La industria del automóvil llevaba años empujando hacia un interior dominado por pantallas táctiles, pero Mercedes-Benz está marcando un punto de inflexión. La marca alemana ha confirmado que volverá a introducir controles físicos en sus vehículos, tras comprobar que muchos usuarios prefieren la interacción táctil tradicional para funciones clave. Sin embargo, este giro no implica el fin de las grandes pantallas, que seguirán siendo una parte central del diseño.
El cambio responde a una combinación de datos de uso real, feedback de clientes y preocupaciones por la seguridad. Mercedes ha detectado que los sistemas completamente táctiles pueden ser menos intuitivos en conducción diaria, especialmente en tareas repetitivas como el climatizador o el volumen.

Mercedes dará un giro de tuercas a sus interiores
Sobre esto ha hablado el propio director de Ventas de Mercedes-Benz, Mathias Geisen, en una entrevista reciente.

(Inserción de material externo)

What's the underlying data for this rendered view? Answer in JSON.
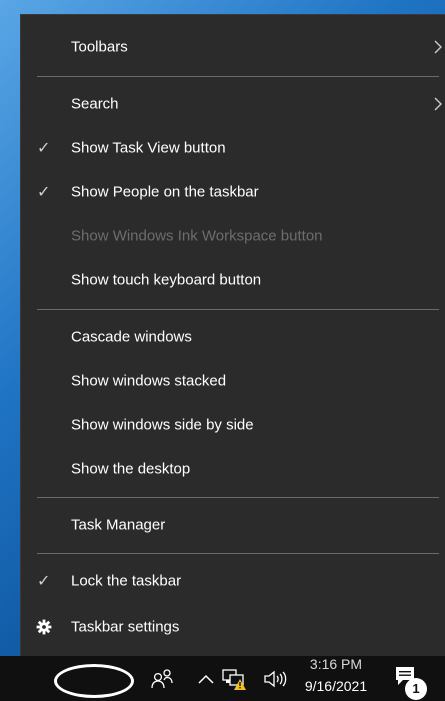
{
  "menu": {
    "items": [
      {
        "label": "Toolbars",
        "submenu": true,
        "checked": false,
        "disabled": false
      },
      {
        "label": "Search",
        "submenu": true,
        "checked": false,
        "disabled": false
      },
      {
        "label": "Show Task View button",
        "submenu": false,
        "checked": true,
        "disabled": false
      },
      {
        "label": "Show People on the taskbar",
        "submenu": false,
        "checked": true,
        "disabled": false
      },
      {
        "label": "Show Windows Ink Workspace button",
        "submenu": false,
        "checked": false,
        "disabled": true
      },
      {
        "label": "Show touch keyboard button",
        "submenu": false,
        "checked": false,
        "disabled": false
      },
      {
        "label": "Cascade windows",
        "submenu": false,
        "checked": false,
        "disabled": false
      },
      {
        "label": "Show windows stacked",
        "submenu": false,
        "checked": false,
        "disabled": false
      },
      {
        "label": "Show windows side by side",
        "submenu": false,
        "checked": false,
        "disabled": false
      },
      {
        "label": "Show the desktop",
        "submenu": false,
        "checked": false,
        "disabled": false
      },
      {
        "label": "Task Manager",
        "submenu": false,
        "checked": false,
        "disabled": false
      },
      {
        "label": "Lock the taskbar",
        "submenu": false,
        "checked": true,
        "disabled": false
      },
      {
        "label": "Taskbar settings",
        "submenu": false,
        "checked": false,
        "disabled": false,
        "icon": "gear-icon"
      }
    ],
    "check_glyph": "✓"
  },
  "taskbar": {
    "clock": {
      "time": "3:16 PM",
      "date": "9/16/2021"
    },
    "notification_count": "1",
    "tray_icons": [
      "people-icon",
      "chevron-up-icon",
      "network-warning-icon",
      "speaker-icon",
      "action-center-icon"
    ]
  },
  "colors": {
    "menu_bg": "#2b2b2b",
    "menu_text": "#ffffff",
    "disabled_text": "#6d6d6d",
    "separator": "#6a6a6a",
    "taskbar_bg": "#101010"
  }
}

En su intervención confirmó que la estrategia de la marca no es abandonar la digitalización, sino corregir su exceso. Los próximos modelos incorporarán botones, diales y selectores físicos integrados en zonas clave como el volante o la consola central, mientras mantienen pantallas de gran formato para navegación, entretenimiento y control general del vehículo.
Este enfoque híbrido entre botones físicos y paneles táctiles busca recuperar algo que se había perdido en la última década. Esto no es otra cosa que la posibilidad de manejar funciones básicas sin apartar la vista de la carretera. Estudios internos y datos de uso han mostrado que los controles físicos reducen la carga cognitiva durante la conducción, especialmente en situaciones de tráfico o baja visibilidad.
Mercedes no está renunciando a su apuesta por interiores dominados por pantallas. La firma considera estos sistemas un elemento clave de su identidad tecnológica y una herramienta para ofrecer experiencias digitales más completas y, sobre todo, conseguir una personalización única en su sistema principal.

Una capacidad de personalización única en Mercedes
“Con los fondos de pantalla que ofrece el nuevo sistema de infoentretenimiento del Clase C, puedes crear tu propio ambiente. Poner fotos de tus hijos significa que puedes personalizar el interior no solo en el aspecto del hardware, sino también en el del software”, afirmó el directivo.
Los primeros modelos con esta nueva filosofía ya han comenzado a incorporar volantes con botones físicos y controles más intuitivos, y esta tendencia se extenderá al resto de la gama en los próximos años. El objetivo es mantener la identidad digital de la marca, pero eliminando los puntos de fricción que han generado críticas. Esto implica rediseñar interfaces, reorganizar menús y recuperar funciones directas para acciones frecuentes.
Sobre los nuevos botones físicos sobre el volante, Geisen afirmó en su entrevista con Autocar: “Hace dos años, los clientes nos dijeron: ‘Chicos, buena idea, pero no nos funciona’, así que lo cambiamos y lo hicimos más analógico. En nuestros futuros productos, verán más teclas físicas para funciones específicas a las que los clientes quieren tener acceso directo mediante teclas físicas”.

Tras el lanzamiento del nuevo Mercedes Clase C, la marca ha dado un importante salto en cuanto a capacidad de pantallas sobre el salpicadero. Recordemos que este sedán eléctrico cuenta con un panel panorámico de 39 pulgadas, el cual atraviesa todo el ancho del mismo. La siguiente novedad de la compañía haría uso de este nuevo enfoque más analógico.